Since 1992’s Wish, they have released a studio album every four years and continue to deliver three-hour concerts filled with deep cuts when they could easily just coast on short sets of their greatest hits. They even made news recently at Coachella 2009 for playing so long past curfew the power got cut off.
Although I am sure he has no interest in being part of it, Robert Smith and The Cure deserve to be in Hall. If you have any doubts, ask yourself one question: Who do you think has inspired more people to play music and form a band: The Cure or HoF inductee Billy Joel?
Josh Hathaway nominates Stevie Ray Vaughn (eligible since 2008)
There's a school of thought put forth by some that if you have to explain why someone is a Hall of Famer, they're not. I buy that most of the time, but it somewhat defeats the purpose of the discussion if I just say "Stevie Ray Vaughan, period." To me, that should be enough.
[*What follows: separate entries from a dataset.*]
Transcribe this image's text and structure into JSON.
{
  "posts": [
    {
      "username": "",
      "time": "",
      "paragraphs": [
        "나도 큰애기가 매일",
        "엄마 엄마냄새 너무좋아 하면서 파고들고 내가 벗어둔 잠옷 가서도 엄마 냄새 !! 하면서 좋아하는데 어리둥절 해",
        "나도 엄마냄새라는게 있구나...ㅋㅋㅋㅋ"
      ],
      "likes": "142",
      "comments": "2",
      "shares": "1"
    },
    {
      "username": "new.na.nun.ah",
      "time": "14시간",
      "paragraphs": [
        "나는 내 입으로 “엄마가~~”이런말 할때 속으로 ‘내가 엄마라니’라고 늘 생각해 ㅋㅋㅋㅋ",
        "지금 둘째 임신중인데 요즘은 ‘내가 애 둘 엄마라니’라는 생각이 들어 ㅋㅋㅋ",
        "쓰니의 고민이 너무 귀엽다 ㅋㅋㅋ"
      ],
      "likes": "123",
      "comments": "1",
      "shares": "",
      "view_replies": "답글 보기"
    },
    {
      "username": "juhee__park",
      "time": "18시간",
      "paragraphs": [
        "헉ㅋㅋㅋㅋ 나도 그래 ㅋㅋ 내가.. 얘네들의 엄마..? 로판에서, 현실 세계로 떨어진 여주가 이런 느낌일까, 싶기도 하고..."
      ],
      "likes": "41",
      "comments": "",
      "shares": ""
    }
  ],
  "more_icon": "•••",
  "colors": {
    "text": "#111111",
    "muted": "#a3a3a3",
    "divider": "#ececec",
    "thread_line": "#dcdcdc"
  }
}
I know what you're thinking, and you're wrong. Yes, Stevie Ray was a bluesman and this is the Rock and Roll Hall of Fame. It's a Rock and Roll Hall of Fame, though, that started inducting rappers and already includes bluesman Buddy Guy. For better and worse, the Hall of Fame abandoned puritanism in its inductees a long time ago. Besides that, Muddy Waters was right: "the blues had a baby and they called it rock and roll." Acknowledging SRV's greatness is acknowledging the source.
Beyond that, Stevie Ray Vaughan was more than just a bluesman. Vaughan was as influenced by Jimi Hendrix and respected him as much as he admired Albert King, Albert Collins, and Otis Rush. Vaughan could play that pure Texas blues, but he also knew how to rock out and electrify a crowd.
The blues as a genre had been moribund for years when Vaughan released Texas Flood. Vaughan may not have inspired major labels to invest in the blues again, but for a generation of listeners he is the sound of the blues. He also turned some of those same listeners on to the artists who inspired him. Just as it took the Rolling Stones to introduce America to Howlin' Wolf four decades ago, it was Vaughan who helped carry that torch.
Like Hendrix before him, Vaughan lived long enough to release three acclaimed records and we're left to wonder what might have come had he not been taken so young. Of the archival material released posthumously — particularly The Sky is Crying — we get a sense he was far from empty. His legacy is incomplete but his accomplishments are Hall worthy.